AI is speeding development of augmented reality “lens” apps for the glasses, Spiegel noted. “One of the most profound changes is the way [AI] is helping people write software for Specs way faster and way more easily than ever before.”
Snap’s agentic AI dev tools can now work with Claude Code or OpenAI Codex and handle all the creation, testing and publishing. “Even things as simple as building 3D assets, just a year or two ago, that was a lot of very difficult, manual work. And now that can happen on the fly essentially,” Spiegel said.
I’m curious how much better the processors on these new Specs are versus the developer versions I’ve tried before. They have dual Snapdragon processors in the arms, but Snap wouldn’t confirm the specs or chip type. Previous Snap AR demos I’ve tried have included some ambitious ideas, such as Niantic’s virtual pet Peridot, which roamed the space around me and could identify landmarks and real art exhibits.
At SXSW in Austin, I tried a Snap glasses-powered art exhibit by Jonathan Yeo that originally debuted in Paris. I’m curious whether these new Specs will feel more reliable, comfortable and seamless, and whether they’ll be used in even more exhibit spaces and theme parks and events.
Spiegel also says the types of on-glasses experiences these Specs enable could be longer because of their improved comfort and battery life. Specs experiences I’ve tried in the past with earlier designs have been shorter by necessity. Could these last for an entire concert, immersive play or outdoor AR game? Specs can co-locate with other wearers outdoors, and that type of collaborative AR experience could be a perfect fit for art exhibits, location-based immersive theater or games.
I don’t know if I’d want to buy Specs, but I’d love to visit a theme park or theater experience that used them.

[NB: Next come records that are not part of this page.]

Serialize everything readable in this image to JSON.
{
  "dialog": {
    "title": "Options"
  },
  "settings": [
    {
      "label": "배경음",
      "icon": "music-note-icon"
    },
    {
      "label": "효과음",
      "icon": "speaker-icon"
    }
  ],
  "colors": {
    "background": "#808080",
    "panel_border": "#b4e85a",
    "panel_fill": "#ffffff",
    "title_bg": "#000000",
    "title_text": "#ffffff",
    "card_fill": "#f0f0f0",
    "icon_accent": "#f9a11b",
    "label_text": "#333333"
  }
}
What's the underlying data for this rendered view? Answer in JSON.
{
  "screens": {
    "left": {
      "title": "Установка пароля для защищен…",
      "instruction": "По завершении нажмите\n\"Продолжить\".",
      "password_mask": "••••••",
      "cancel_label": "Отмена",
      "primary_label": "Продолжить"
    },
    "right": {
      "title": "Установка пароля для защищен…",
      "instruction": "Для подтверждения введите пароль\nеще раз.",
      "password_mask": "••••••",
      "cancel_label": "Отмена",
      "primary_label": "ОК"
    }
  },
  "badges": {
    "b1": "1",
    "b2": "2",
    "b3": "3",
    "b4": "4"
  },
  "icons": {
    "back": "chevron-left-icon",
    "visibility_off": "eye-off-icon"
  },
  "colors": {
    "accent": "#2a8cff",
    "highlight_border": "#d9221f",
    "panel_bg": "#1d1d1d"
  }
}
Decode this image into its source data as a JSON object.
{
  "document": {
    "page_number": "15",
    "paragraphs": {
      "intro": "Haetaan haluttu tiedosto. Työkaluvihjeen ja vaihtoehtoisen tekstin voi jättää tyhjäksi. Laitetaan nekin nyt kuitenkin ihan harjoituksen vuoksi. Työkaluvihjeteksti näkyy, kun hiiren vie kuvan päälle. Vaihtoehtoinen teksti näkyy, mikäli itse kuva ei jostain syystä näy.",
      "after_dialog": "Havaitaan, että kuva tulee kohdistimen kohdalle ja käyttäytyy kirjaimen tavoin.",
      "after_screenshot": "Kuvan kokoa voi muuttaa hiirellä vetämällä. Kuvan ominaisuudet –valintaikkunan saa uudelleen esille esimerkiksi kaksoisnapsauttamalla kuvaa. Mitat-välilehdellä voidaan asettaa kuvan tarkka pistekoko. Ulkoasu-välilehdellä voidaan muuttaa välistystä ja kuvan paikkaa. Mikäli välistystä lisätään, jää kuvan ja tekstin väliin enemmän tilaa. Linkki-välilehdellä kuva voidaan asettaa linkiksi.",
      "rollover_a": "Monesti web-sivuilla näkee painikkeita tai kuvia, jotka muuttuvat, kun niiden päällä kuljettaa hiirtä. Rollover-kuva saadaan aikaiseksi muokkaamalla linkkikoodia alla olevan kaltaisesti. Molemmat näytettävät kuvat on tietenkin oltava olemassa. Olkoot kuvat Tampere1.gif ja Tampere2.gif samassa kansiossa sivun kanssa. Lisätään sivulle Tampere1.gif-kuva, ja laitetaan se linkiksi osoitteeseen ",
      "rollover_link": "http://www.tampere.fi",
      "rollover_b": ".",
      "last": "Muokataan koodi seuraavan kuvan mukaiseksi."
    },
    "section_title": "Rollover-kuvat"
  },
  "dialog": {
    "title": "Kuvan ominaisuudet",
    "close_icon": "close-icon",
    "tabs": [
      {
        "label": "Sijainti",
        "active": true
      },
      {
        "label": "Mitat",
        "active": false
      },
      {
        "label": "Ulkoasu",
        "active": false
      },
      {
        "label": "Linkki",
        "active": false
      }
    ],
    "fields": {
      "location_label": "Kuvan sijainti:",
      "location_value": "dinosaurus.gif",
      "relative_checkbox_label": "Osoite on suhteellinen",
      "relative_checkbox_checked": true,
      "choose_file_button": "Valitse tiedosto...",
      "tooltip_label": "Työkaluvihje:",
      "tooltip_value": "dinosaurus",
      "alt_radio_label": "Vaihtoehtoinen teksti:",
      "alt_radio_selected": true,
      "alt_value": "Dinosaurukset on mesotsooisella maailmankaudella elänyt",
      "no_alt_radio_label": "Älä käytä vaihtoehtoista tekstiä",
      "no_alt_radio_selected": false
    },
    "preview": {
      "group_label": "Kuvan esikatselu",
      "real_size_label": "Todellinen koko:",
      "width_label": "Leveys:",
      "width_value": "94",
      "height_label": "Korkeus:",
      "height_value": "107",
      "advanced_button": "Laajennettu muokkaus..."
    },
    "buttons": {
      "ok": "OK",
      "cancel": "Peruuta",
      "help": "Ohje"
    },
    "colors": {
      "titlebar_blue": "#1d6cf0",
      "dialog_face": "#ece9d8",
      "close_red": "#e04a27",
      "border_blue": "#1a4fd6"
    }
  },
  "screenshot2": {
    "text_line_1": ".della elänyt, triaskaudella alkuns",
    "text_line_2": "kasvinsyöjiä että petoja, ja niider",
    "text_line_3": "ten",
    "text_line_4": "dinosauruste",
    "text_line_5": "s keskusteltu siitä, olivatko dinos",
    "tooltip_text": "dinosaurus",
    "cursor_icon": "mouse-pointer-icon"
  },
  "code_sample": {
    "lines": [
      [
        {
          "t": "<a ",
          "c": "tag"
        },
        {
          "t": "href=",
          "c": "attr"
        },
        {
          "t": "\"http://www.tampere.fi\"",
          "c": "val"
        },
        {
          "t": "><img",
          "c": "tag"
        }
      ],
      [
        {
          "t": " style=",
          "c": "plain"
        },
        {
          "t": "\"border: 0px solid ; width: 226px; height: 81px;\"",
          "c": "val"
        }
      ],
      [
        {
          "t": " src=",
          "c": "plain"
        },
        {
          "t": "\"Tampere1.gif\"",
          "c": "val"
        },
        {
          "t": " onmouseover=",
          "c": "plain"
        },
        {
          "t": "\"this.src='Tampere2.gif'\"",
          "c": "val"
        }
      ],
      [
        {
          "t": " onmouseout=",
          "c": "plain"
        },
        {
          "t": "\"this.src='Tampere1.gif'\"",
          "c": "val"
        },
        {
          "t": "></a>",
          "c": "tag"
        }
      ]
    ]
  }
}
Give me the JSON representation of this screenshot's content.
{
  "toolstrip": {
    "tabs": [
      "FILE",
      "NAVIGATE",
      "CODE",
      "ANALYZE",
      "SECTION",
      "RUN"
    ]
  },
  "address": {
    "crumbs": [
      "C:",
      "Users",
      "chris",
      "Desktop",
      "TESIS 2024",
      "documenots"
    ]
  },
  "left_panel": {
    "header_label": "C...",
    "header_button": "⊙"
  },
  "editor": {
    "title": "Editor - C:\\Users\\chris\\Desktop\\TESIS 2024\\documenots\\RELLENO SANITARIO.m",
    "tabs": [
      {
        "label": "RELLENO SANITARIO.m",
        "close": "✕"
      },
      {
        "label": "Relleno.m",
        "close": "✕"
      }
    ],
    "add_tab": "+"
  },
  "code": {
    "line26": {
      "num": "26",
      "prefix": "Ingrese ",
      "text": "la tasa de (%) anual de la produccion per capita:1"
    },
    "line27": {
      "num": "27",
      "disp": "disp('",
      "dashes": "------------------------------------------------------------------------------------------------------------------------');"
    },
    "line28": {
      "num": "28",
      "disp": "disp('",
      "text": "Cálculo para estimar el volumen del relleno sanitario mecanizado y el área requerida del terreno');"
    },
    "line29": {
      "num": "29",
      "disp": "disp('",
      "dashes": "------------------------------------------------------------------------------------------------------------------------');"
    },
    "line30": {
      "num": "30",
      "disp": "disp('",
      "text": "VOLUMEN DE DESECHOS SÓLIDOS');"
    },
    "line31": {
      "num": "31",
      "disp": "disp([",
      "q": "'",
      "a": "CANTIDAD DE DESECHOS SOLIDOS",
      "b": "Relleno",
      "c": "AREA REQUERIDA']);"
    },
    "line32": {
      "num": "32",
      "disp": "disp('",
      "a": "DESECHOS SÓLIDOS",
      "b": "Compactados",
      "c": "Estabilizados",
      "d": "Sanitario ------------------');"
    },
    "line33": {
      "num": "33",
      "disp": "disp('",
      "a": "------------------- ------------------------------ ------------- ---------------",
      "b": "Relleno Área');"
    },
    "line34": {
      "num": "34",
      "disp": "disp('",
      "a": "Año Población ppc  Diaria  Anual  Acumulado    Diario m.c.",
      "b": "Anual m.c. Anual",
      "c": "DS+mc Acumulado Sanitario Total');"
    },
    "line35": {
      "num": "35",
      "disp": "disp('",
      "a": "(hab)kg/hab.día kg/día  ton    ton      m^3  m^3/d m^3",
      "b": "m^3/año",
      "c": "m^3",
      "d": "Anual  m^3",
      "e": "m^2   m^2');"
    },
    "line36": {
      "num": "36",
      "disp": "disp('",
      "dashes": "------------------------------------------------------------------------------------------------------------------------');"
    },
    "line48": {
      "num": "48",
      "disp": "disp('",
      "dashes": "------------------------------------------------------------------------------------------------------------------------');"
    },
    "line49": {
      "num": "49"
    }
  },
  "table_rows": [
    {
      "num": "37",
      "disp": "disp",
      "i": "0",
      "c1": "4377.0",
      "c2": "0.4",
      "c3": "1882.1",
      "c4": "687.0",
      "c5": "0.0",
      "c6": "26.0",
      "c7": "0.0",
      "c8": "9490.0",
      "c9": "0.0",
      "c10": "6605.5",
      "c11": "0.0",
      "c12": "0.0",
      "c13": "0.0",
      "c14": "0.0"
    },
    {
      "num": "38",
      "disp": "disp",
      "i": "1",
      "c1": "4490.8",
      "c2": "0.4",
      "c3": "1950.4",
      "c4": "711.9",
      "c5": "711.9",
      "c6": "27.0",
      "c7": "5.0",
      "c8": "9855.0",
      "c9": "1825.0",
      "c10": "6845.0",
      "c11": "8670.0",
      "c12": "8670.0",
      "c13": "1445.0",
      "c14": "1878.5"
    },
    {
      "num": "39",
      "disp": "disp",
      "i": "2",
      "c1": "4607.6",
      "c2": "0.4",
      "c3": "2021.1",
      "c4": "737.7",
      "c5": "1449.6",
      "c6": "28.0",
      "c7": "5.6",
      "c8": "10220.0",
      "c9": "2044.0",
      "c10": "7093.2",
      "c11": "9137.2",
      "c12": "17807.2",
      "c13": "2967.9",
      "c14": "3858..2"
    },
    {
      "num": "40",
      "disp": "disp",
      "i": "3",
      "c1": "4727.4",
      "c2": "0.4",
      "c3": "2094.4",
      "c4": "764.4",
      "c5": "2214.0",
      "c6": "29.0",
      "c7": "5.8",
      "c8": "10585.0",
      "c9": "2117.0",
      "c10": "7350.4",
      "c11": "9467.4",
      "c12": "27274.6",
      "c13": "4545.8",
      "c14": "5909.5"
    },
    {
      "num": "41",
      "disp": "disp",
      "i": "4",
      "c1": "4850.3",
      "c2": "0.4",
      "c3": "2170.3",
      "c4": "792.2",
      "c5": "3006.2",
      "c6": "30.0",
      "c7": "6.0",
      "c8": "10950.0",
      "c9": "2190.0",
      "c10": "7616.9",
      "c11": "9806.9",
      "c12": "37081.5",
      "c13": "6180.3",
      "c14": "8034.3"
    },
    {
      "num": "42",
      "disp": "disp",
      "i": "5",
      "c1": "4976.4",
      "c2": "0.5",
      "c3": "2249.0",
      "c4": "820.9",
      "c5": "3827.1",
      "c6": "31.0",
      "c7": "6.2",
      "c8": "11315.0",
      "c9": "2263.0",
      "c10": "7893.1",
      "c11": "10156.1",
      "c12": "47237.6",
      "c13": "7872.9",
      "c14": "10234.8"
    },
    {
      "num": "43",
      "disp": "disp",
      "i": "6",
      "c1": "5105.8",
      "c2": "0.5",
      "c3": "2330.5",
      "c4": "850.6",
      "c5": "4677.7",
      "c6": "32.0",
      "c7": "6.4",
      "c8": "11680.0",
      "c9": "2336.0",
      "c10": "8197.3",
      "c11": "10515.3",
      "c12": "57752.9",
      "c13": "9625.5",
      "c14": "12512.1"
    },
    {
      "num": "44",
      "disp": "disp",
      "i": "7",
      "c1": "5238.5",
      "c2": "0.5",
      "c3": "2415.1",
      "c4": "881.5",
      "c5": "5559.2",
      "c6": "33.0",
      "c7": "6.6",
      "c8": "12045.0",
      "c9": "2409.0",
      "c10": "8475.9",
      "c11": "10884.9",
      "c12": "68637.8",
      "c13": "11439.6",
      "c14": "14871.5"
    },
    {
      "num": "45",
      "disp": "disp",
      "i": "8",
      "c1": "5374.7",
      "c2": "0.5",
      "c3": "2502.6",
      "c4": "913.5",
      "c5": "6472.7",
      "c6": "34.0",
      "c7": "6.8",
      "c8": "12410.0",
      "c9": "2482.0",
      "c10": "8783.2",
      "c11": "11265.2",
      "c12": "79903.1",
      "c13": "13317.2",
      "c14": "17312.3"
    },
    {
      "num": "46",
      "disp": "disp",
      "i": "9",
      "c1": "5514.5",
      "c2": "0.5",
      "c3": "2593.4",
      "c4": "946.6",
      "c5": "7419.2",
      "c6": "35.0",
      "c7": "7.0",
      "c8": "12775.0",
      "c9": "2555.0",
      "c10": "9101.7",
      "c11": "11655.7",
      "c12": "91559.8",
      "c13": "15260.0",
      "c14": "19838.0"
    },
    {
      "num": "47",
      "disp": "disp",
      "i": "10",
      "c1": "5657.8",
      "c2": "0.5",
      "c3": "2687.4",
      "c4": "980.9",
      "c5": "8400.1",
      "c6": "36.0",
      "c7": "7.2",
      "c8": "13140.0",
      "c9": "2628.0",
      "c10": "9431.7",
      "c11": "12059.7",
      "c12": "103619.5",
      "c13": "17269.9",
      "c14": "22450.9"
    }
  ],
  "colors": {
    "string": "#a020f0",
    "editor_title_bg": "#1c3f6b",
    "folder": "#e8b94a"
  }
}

And if Snap can make that happen faster than anyone else, it could be a compelling demonstration of what’s possible — and a glimpse of where Meta, Apple and others may eventually follow. At this point, I just want to finally try the new Specs for myself.
Editors’ note: Scott Stein’s travel costs for the AWE conference were covered by Snap. The judgments and opinions of CNET are our own.